Simulations were designed using the ADEMP approach. The covariate (age) was generated from a Beta distribution and transformed to the interval of 30–80 years, then categorized into five age groups. The outcome (VO₂peak) was generated as a function of age, the intervention effect, and random noise. Sample sizes of n = 20–100 were considered, together with scenarios without an intervention effect and with effect sizes of δ = 1, 2 and 3,5 ml/kg/min. In addition to the baseline scenario, scenarios involving increased asymmetry of the covariate distribution, absence of association between the covariate and the outcome, and nonlinear associations between the covariate and the outcome were included. We compared simple, block, and stratified randomization, as well as two CAR approaches: Pocock and Simon minimization and the general approach proposed by Hu and Hu.
Randomization procedures were evaluated using between-group imbalance, imbalance across covariate levels, and the standardized mean difference (SMD). For statistical inference, we used the t-test, a linear regression model including age as a covariate, the adjusted t-test, the bootstrap t-test, and the randomization test. Statistical inference was evaluated using Type I error, statistical power, bias, and root-mean-square error (RMSE). To ensure the stability of the estimates, 7,000 simulation repetitions were performed, and uncertainty was evaluated using the Monte Carlo standard error.
Simple randomization resulted in the greatest variability in imbalance, whereas block, stratified, and CAR procedures were more effective at maintaining group balance. Relative imbalance decreased with increasing sample size across all procedures. Stratified randomization and CAR procedures also achieved the lowest SMD values, indicating more effective covariate balancing between the control and intervention groups.
Effect estimates were unbiased in all scenarios. RMSE decreased with increasing sample size for all methods, with the highest values observed for the t-test combined with simple or block randomization. Stratified randomization, CAR procedures, and the remaining statistical approaches achieved slightly lower RMSE values.
In statistical inference, the linear model including the covariate proved to be the most reliable approach, as it ensured adequate control of Type I error in all scenarios and achieved the highest statistical power. The t-test was appropriate primarily for simple and block randomization, whereas it often became conservative under stratified and CAR randomization. The adjusted t-test improved its performance but did not always ensure adequate calibration in smaller samples. The randomization test and bootstrap t-test from the carat package did not provide consistent control of Type I error, whereas their manually implemented versions showed better calibration. The results suggest a possible mismatch between the implementation of the tests, or their assumptions, and the simulation framework used.

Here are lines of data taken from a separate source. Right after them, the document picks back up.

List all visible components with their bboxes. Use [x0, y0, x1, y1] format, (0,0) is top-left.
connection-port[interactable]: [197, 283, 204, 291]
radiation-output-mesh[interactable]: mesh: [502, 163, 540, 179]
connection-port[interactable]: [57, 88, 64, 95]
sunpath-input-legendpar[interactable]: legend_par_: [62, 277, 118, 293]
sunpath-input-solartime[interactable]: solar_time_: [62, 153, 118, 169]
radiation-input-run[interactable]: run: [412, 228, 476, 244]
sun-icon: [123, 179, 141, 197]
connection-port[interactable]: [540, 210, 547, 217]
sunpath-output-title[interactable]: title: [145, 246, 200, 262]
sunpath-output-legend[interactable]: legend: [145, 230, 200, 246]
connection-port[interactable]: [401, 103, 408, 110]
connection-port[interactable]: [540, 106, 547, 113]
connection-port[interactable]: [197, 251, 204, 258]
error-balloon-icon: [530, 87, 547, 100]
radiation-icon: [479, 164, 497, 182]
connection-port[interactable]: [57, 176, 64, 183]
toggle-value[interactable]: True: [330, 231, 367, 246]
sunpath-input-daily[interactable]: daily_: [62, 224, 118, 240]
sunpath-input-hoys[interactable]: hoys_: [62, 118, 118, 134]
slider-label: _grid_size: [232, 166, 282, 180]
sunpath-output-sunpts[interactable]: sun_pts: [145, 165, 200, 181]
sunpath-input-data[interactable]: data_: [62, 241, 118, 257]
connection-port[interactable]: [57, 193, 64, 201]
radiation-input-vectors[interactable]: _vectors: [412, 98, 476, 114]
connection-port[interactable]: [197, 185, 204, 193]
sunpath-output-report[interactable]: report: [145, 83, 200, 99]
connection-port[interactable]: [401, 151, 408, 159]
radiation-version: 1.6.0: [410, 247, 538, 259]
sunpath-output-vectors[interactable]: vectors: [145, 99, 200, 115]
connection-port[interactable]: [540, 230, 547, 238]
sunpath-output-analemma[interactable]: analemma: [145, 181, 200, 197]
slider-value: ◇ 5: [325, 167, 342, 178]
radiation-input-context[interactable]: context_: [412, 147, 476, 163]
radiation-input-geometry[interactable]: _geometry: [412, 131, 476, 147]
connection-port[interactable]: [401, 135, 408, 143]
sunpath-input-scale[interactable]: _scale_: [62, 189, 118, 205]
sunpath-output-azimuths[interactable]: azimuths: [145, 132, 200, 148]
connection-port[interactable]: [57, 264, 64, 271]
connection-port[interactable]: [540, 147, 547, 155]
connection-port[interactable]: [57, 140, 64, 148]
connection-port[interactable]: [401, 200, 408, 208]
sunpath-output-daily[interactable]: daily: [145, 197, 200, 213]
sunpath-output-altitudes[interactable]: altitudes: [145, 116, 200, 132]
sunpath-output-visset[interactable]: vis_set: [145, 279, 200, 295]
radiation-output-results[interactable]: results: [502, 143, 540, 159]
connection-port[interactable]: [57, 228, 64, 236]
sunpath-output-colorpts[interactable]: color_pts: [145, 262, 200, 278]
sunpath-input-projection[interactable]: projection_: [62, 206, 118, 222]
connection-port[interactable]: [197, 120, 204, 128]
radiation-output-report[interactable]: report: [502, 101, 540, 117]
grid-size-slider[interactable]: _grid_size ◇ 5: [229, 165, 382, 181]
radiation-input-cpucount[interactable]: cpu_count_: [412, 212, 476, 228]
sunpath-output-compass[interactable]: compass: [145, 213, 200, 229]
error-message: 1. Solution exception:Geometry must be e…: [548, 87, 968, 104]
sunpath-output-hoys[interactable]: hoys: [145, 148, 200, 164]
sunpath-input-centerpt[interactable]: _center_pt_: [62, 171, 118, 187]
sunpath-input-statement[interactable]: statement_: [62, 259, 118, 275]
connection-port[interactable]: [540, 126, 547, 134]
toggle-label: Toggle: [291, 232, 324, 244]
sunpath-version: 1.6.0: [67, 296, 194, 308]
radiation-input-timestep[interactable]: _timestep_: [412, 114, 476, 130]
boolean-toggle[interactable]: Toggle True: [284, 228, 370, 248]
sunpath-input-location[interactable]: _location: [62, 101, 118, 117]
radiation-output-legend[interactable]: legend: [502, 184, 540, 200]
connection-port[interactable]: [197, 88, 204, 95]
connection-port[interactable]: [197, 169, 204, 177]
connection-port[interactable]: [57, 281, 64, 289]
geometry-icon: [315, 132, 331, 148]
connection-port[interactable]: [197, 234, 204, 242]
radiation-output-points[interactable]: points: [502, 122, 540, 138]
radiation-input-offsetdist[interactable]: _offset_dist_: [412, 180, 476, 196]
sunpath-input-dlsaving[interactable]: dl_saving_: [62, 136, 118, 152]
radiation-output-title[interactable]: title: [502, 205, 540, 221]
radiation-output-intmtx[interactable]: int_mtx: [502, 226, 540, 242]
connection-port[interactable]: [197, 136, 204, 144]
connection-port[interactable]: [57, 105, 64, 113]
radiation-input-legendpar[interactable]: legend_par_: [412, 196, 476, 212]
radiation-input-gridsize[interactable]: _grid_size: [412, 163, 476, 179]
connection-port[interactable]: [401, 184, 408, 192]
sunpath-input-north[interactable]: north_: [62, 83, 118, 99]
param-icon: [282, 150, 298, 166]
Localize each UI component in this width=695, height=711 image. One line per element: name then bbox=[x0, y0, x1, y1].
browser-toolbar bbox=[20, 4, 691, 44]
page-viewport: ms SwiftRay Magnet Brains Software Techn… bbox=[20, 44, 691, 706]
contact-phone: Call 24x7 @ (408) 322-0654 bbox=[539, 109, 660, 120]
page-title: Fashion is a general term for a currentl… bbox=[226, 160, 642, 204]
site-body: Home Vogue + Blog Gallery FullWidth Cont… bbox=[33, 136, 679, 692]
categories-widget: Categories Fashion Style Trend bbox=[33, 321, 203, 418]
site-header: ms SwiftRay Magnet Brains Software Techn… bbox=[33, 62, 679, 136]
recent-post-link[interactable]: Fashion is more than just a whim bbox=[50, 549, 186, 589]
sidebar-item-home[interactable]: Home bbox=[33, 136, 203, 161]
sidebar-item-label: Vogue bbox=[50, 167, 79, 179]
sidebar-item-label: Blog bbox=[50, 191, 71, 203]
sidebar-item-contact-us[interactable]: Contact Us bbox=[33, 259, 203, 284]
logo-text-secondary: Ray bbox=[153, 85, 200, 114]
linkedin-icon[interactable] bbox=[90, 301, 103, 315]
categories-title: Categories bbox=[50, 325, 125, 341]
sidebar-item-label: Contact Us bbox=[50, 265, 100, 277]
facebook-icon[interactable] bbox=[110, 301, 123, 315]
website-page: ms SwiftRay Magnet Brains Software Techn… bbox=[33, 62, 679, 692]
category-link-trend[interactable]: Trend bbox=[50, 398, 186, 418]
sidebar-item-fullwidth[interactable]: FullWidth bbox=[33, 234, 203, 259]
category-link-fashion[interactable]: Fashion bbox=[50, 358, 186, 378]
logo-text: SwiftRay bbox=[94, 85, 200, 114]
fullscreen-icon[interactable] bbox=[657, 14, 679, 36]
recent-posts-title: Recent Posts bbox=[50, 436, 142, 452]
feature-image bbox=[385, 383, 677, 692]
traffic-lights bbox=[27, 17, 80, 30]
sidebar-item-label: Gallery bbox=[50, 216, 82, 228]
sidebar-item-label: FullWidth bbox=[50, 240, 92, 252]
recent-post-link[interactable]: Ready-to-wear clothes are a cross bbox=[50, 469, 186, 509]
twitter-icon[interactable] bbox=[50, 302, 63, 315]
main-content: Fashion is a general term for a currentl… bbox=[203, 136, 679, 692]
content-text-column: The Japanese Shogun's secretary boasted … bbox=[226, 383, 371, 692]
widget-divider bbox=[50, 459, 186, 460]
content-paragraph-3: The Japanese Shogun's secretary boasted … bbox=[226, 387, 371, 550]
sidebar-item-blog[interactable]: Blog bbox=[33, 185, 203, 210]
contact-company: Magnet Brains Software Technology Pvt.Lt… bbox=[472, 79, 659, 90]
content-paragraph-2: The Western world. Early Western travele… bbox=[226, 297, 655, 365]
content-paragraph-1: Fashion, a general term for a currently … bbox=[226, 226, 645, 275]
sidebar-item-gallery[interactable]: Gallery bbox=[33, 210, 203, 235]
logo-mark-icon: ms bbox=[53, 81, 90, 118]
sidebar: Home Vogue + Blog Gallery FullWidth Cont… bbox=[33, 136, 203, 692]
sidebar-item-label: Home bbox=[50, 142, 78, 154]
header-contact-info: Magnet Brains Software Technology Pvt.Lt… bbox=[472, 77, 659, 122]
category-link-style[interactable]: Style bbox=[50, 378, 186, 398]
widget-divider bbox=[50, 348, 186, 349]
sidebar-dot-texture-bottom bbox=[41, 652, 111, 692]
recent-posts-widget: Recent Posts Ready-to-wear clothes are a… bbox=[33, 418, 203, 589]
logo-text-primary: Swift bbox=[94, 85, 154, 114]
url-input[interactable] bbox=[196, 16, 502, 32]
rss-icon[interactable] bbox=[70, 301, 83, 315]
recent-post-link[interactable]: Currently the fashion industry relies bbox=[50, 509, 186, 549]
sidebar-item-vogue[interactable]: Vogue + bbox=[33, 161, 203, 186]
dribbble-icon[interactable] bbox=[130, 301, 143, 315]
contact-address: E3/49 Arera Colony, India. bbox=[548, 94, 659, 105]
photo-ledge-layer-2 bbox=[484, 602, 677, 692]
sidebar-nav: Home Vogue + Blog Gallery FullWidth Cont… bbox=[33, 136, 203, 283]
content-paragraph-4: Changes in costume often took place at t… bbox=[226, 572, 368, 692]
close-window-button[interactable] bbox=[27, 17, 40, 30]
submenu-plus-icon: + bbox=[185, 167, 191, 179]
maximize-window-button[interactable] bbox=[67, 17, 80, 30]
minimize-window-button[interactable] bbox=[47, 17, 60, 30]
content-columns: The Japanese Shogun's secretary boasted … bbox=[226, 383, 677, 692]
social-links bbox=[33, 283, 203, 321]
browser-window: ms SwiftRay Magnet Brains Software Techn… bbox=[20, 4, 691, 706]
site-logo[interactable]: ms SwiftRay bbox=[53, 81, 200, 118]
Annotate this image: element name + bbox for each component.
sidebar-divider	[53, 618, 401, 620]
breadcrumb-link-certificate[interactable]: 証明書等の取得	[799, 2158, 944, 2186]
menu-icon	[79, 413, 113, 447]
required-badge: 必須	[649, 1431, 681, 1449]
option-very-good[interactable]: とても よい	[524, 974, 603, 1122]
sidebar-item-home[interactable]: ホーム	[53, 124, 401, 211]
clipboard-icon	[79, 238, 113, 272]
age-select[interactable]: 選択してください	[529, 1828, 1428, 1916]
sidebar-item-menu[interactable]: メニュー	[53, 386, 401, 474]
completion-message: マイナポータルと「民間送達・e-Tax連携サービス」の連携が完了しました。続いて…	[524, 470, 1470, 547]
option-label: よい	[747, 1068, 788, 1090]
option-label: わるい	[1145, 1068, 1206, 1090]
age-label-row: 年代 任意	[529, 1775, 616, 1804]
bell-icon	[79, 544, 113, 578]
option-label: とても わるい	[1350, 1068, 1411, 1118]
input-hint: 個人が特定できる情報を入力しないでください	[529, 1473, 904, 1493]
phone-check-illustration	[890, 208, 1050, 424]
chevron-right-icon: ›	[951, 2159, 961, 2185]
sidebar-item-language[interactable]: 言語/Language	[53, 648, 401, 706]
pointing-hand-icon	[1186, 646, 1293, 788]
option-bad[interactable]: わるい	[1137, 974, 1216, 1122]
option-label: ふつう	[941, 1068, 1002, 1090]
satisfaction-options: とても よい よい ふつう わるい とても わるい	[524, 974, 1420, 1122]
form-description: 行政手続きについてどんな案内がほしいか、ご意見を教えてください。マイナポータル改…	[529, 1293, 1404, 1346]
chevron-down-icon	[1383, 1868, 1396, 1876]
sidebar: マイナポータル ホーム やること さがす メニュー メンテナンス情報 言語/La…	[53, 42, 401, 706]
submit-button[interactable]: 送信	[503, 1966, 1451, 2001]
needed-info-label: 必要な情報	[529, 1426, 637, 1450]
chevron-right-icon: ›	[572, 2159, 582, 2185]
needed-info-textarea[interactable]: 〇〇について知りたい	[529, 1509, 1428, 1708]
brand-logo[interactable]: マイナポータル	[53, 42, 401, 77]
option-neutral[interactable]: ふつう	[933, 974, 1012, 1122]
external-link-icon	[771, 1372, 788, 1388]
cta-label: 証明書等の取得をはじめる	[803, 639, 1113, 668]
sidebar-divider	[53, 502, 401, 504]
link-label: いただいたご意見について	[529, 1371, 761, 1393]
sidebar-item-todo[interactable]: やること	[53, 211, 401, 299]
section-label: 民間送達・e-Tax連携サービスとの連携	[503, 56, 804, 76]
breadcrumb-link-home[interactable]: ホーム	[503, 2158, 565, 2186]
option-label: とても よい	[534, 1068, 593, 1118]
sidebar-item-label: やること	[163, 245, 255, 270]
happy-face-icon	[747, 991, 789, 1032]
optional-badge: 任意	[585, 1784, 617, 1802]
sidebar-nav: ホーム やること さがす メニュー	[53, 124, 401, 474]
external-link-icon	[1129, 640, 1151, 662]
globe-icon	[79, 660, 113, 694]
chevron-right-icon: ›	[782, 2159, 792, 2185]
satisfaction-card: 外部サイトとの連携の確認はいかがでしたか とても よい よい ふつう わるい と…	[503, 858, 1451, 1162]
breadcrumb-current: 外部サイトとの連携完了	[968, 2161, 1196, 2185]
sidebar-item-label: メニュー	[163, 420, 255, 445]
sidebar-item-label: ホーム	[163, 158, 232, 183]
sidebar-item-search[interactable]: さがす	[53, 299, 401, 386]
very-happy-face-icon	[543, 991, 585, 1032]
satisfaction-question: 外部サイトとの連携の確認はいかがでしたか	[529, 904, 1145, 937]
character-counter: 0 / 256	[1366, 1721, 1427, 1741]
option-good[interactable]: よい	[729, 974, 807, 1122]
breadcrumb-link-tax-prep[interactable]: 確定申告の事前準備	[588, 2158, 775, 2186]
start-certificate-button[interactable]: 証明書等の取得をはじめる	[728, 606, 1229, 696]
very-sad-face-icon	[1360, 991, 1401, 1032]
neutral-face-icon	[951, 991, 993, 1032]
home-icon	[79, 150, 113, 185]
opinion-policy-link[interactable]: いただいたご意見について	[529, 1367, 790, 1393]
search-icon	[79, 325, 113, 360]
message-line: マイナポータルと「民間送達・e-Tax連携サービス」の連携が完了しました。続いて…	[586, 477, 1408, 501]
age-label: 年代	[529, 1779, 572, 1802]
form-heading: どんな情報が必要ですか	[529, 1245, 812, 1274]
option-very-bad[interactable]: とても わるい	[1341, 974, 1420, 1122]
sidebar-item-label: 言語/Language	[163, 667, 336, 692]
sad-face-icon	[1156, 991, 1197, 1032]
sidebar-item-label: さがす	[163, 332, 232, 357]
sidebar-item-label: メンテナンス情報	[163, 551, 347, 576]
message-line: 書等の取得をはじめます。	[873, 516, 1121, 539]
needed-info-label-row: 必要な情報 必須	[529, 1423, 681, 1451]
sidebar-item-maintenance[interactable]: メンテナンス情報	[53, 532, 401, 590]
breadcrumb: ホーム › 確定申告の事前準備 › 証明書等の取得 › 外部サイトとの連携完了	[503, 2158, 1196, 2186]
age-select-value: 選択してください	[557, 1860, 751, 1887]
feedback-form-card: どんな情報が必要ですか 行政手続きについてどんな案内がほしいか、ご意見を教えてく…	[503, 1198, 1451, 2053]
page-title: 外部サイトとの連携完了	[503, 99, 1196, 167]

Statistical power was lowest for the t-test, whereas the remaining approaches achieved higher and comparable power. The linear model achieved the highest power, while the adjusted t-test, the manually implemented randomization test, and the manually implemented bootstrap t-test achieved only slightly lower values.
The results indicate that the greatest contribution to statistical power stems from the direct inclusion of the covariate in the analysis rather than solely from the randomization procedure used. At the same time, the choice of an appropriate statistical test according to the randomization procedure is also crucial for valid statistical inference.
|